As for the County’s application with respect to the Registrar, the Registrar argued that the obligations imposed on him by the following terms of the consent order were ambiguous:
5. The Registrar of Titles shall: (a) except as follows not accept for registration any instrument that has the effect of transferring any interest of the Registered Owner respecting the Lands without a prior court order or written consent of the County authorizing the same. . . .
Justice Burrows concluded (at para 73) there were two possible ways to understand these instructions. He interpreted the instructions to require the Registrar to decide whether an instrument submitted for registration had the effect of transferring an interest of Half Moon Lake Resort in the lands other than the interest transferred by the approved form. But he conceded it was also possible to interpret the instructions to mean that that the Registrar was required to decide whether an interest not in the approved form was an interest in land. The Registrar could have decided the option to renew was not an interest in land (but the basis on which this was a plausible conclusion was not discussed). Thus, the Registrar was not in contempt.
Justice Burrows did not stop there, however. Not only was the Registrar not in contempt in this case, but Justice Burrows was “doubtful … that the Registrar should ever be held in contempt when he makes an error in carrying out instructions contained in a court order like the consent order” (at para 74). He noted that many Land Titles Act, RSA 2000, c L-4 provisions require the Registrar to exercise his judgment, that there is no suggestion in the Act that if he makes an error in exercising his judgment that he violates the Act, and that there is a process in section 184 of the Act for referring issues to the Court if someone thinks the Registrar has made an error. Justice Burrows indicated (at para 75) that the County should have availed itself of that process in this case and foregone the “poorly advised” contempt application which “served no purpose.” He ordered that the Registrar’s costs be paid by the County.

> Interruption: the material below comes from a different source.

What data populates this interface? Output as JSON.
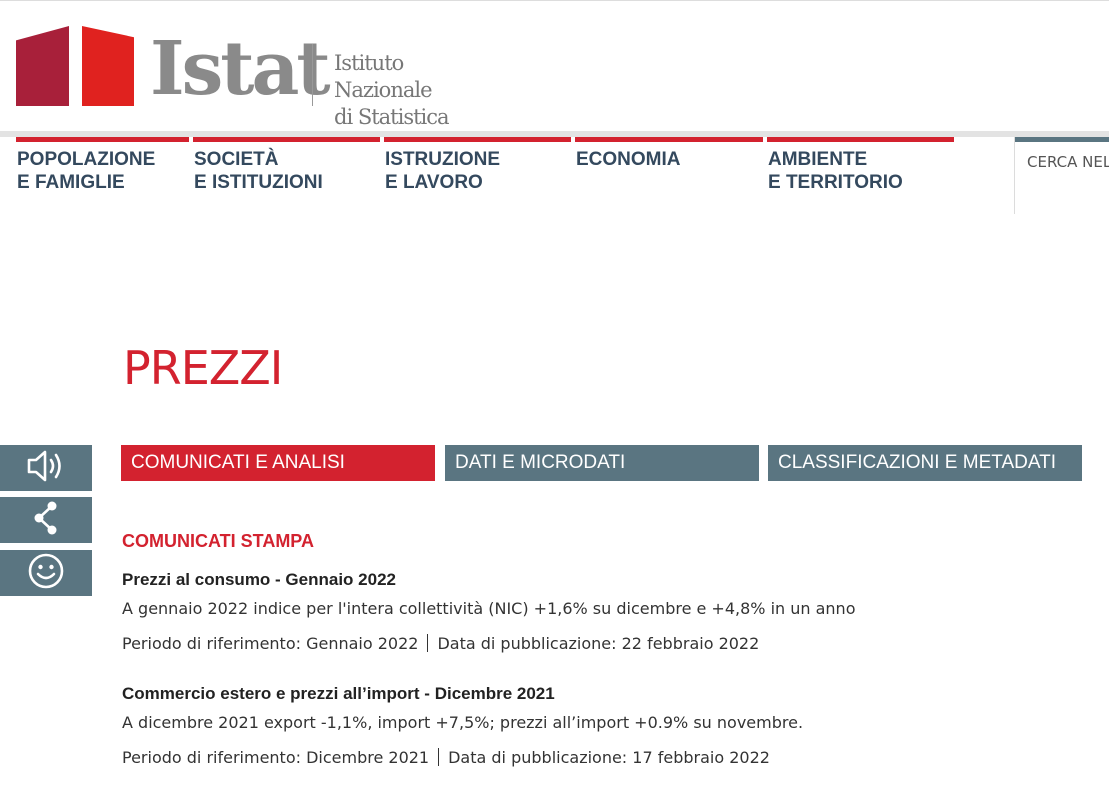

As for the third application before him, the Registrar’s application, Justice Burrows held the Registrar no longer needed directions with respect to the 39 agreements. He had declared the option renewal provisions invalid and severed them from the campsite rental agreements. As for future campsite rental agreements, Justice Burrows thought it appropriate (at paras 79-80) for the Registrar to assess whether any such agreement was in the form approved by the court, but his obligations should be simplified and the wording of the order clarified. Justice Burrows therefore made the form of the new consent order part of his judgment (at para 81) and invited counsel to improve on his wordsmithing.
I have noted in three separate places that Justice Burrows avoided dealing with whether or not the option to renew provision in the campsite rental agreements was an interest in land. His reasons for doing so, in each instance, were good ones. However, as a property law professor, I cannot help but regret the lack of property law in much current case law. This case is a minor instance. The Supreme Court of Canada’s decisions on Aboriginal title are much more important examples, with the meaning of the Crown’s “radical title” and other concepts left under-specified and unanalyzed. Other Commonwealth jurisdictions — Australia for example — do not avoid tough property law questions. And as a result they have a more vibrant property law scholarship and livelier public debates.